Their solution was to equip a mannequin with accelerometers and drop it on high school football fields all over Oahu, Hawaii, to measure the differences in impact deceleration between fields covered with synthetic turf and grass fields.
They mounted the sensors on the forehead, right ear and top of the mannequin’s head and dropped it from around 2 feet more than 1,700 times — 10 times each on its front, back and left side at the 40-yard line, 20-yard line and in the end zone — to calculate the magnitude of impact. They picked 10 natural grass and nine synthetic turf fields for the study and conducted the experiments at least 24 hours after a rainfall because rain can affect the hardness of playing fields, Chun said.
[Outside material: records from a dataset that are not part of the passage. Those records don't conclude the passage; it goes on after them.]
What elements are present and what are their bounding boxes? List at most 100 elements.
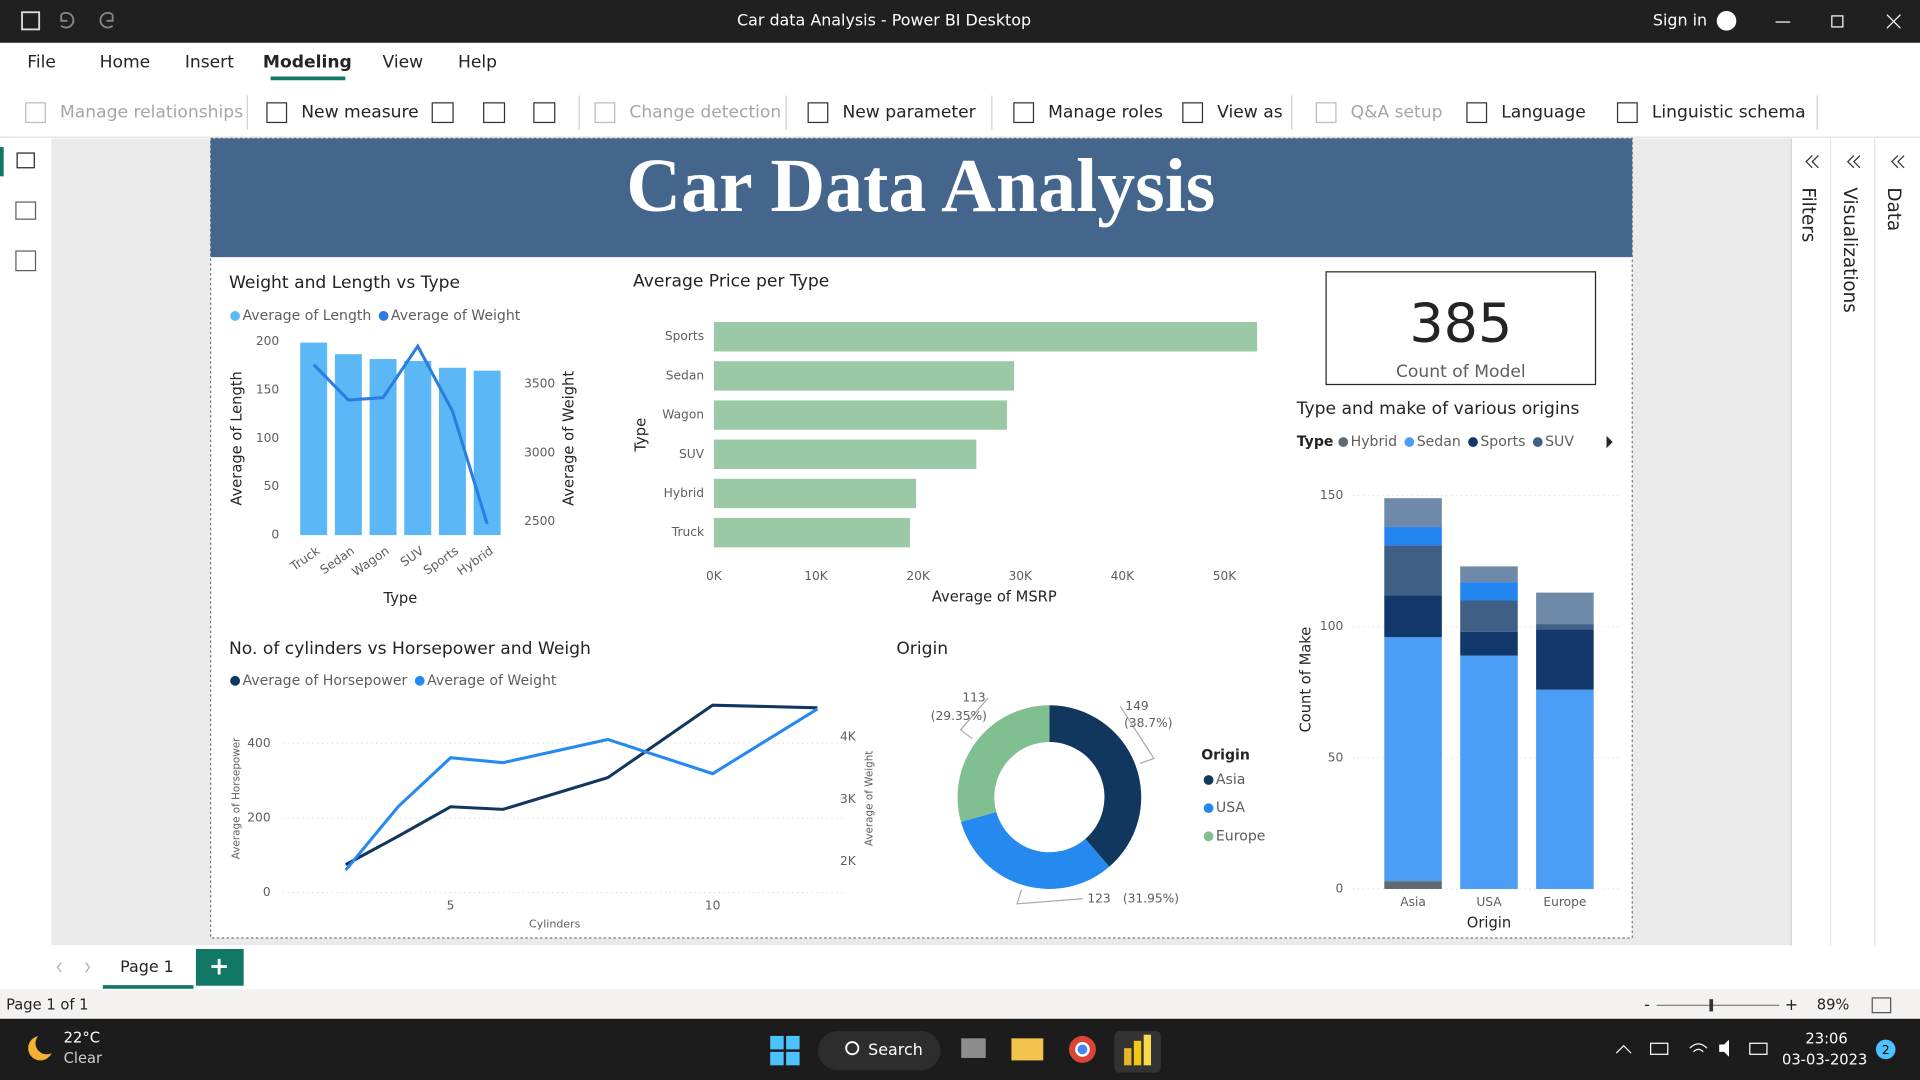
bar[interactable] <box>713 478 917 509</box>
ribbon-icon[interactable] <box>483 102 506 124</box>
volume-icon[interactable] <box>1719 1039 1729 1057</box>
bar[interactable] <box>713 400 1007 430</box>
legend-label[interactable]: SUV <box>1545 434 1574 450</box>
page-tab[interactable]: Page 1 <box>120 957 174 976</box>
explorer[interactable] <box>1011 1038 1044 1061</box>
legend-label[interactable]: Europe <box>1216 828 1266 844</box>
donut-slice[interactable] <box>1049 705 1142 867</box>
pane-collapse[interactable] <box>1805 155 1819 169</box>
ribbon-command[interactable]: Q&A setup <box>1351 103 1443 123</box>
legend-label[interactable]: Sedan <box>1417 434 1461 450</box>
y-tick-label: Sports <box>665 329 704 343</box>
search-icon <box>845 1041 860 1056</box>
start-button[interactable] <box>770 1035 800 1066</box>
legend-label[interactable]: Average of Length <box>242 308 371 324</box>
task-view[interactable] <box>961 1038 986 1058</box>
undo-icon[interactable] <box>60 11 75 29</box>
bar[interactable] <box>334 354 362 536</box>
ribbon-command[interactable]: Language <box>1501 103 1586 123</box>
bar-segment[interactable] <box>1460 566 1518 583</box>
legend-label[interactable]: Average of Weight <box>391 308 521 324</box>
line[interactable] <box>312 343 489 525</box>
bar-segment[interactable] <box>1460 600 1518 632</box>
ribbon-icon[interactable] <box>533 102 556 124</box>
donut-slice[interactable] <box>960 812 1110 889</box>
ribbon-command[interactable]: New measure <box>301 103 418 123</box>
ribbon-command[interactable]: Manage roles <box>1048 103 1163 123</box>
save-icon[interactable] <box>21 11 41 31</box>
legend-label[interactable]: Hybrid <box>1351 434 1398 450</box>
zoom-in[interactable]: + <box>1785 995 1798 1014</box>
keyboard-icon[interactable] <box>1650 1042 1669 1055</box>
bar-segment[interactable] <box>1536 592 1594 625</box>
bar[interactable] <box>473 370 501 536</box>
sign-in[interactable]: Sign in <box>1653 10 1707 29</box>
tray-expand[interactable] <box>1615 1044 1632 1054</box>
bar[interactable] <box>300 342 328 536</box>
ribbon-command[interactable]: Manage relationships <box>60 103 243 123</box>
redo-icon[interactable] <box>99 11 114 29</box>
ribbon-icon[interactable] <box>431 102 454 124</box>
menu-item[interactable]: Modeling <box>263 52 352 72</box>
legend-next[interactable] <box>1606 435 1613 449</box>
bar-segment[interactable] <box>1460 631 1518 656</box>
bar-segment[interactable] <box>1460 582 1518 601</box>
legend-label[interactable]: Average of Weight <box>427 673 557 689</box>
ribbon-command[interactable]: Change detection <box>629 103 781 123</box>
bar[interactable] <box>713 322 1258 352</box>
bar-segment[interactable] <box>1536 624 1594 630</box>
restore[interactable] <box>1831 15 1844 28</box>
bar-segment[interactable] <box>1384 595 1442 638</box>
model-view-icon[interactable] <box>15 250 37 272</box>
bar[interactable] <box>404 360 432 536</box>
ribbon-command[interactable]: Linguistic schema <box>1652 103 1806 123</box>
zoom-thumb[interactable] <box>1709 999 1714 1012</box>
bar-segment[interactable] <box>1384 498 1442 528</box>
menu-item[interactable]: View <box>383 52 424 72</box>
bar[interactable] <box>713 361 1015 391</box>
table-view-icon[interactable] <box>15 201 37 220</box>
report-view-icon[interactable] <box>16 152 35 169</box>
bar-segment[interactable] <box>1384 881 1442 889</box>
avatar[interactable] <box>1716 11 1737 31</box>
bar[interactable] <box>369 359 397 536</box>
menu-item[interactable]: Home <box>100 52 151 72</box>
wifi-icon[interactable] <box>1689 1043 1708 1053</box>
line[interactable] <box>345 703 818 866</box>
menu-item[interactable]: Insert <box>185 52 234 72</box>
menu-item[interactable]: Help <box>458 52 497 72</box>
close[interactable] <box>1886 14 1901 29</box>
tab-scroll[interactable] <box>56 962 91 973</box>
bar-segment[interactable] <box>1460 655 1518 889</box>
clock-date[interactable]: 03-03-2023 <box>1782 1051 1867 1068</box>
pane-collapse[interactable] <box>1846 155 1861 169</box>
zoom-out[interactable]: - <box>1644 995 1650 1014</box>
notification-badge[interactable] <box>1875 1039 1896 1060</box>
donut-slice[interactable] <box>957 705 1050 822</box>
legend-label[interactable]: Sports <box>1480 434 1525 450</box>
fit-page[interactable] <box>1871 997 1892 1014</box>
menu-item[interactable]: File <box>27 52 56 72</box>
bar[interactable] <box>713 439 977 469</box>
search-box[interactable] <box>817 1031 941 1071</box>
add-page[interactable] <box>195 948 244 986</box>
legend-label[interactable]: USA <box>1216 800 1246 816</box>
battery-icon[interactable] <box>1749 1042 1768 1055</box>
line[interactable] <box>344 707 819 872</box>
ribbon-command[interactable]: New parameter <box>842 103 976 123</box>
bar-segment[interactable] <box>1384 637 1442 882</box>
bar-segment[interactable] <box>1536 689 1594 889</box>
bar-segment[interactable] <box>1384 527 1442 546</box>
pane-title[interactable]: Visualizations <box>1839 187 1860 313</box>
legend-label[interactable]: Average of Horsepower <box>242 673 407 689</box>
pane-collapse[interactable] <box>1890 155 1905 169</box>
pane-title[interactable]: Data <box>1883 187 1904 231</box>
bar-segment[interactable] <box>1536 629 1594 690</box>
clock-time[interactable]: 23:06 <box>1805 1031 1847 1048</box>
pane-title[interactable]: Filters <box>1797 187 1818 242</box>
bar[interactable] <box>713 517 910 548</box>
legend-label[interactable]: Asia <box>1216 772 1246 788</box>
bar-segment[interactable] <box>1384 545 1442 596</box>
ribbon-command[interactable]: View as <box>1217 103 1283 123</box>
card[interactable] <box>1325 271 1597 386</box>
They calculated that the impact deceleration of the mannequin was greater on synthetic fields compared with natural grass fields — that “synthetic turf fields were harder than natural grass fields,” Chun said. Specifically, all accelerometers showed significantly greater impact on the forward and backward falls on synthetic turf compared with natural grass surfaces. On side falls, the sensor at the top of the mannequin’s head showed a significantly greater impact deceleration on synthetic turf.
The results do not prove that the risk for concussion is greater on synthetic turf compared with natural grass because the study did not compare concussion rates between children who play on these surfaces, Chun said. Pursuing that question would take a larger study and more resources.
However, Chun said, “The logical conclusion that one could make is that a harder field would result in a larger concussion risk.”
Chun’s University of Hawaii collaborators included Nathaniel Villanueva, BS, a medical student, and professor of pediatrics Loren G. Yamamoto, MD, MPH.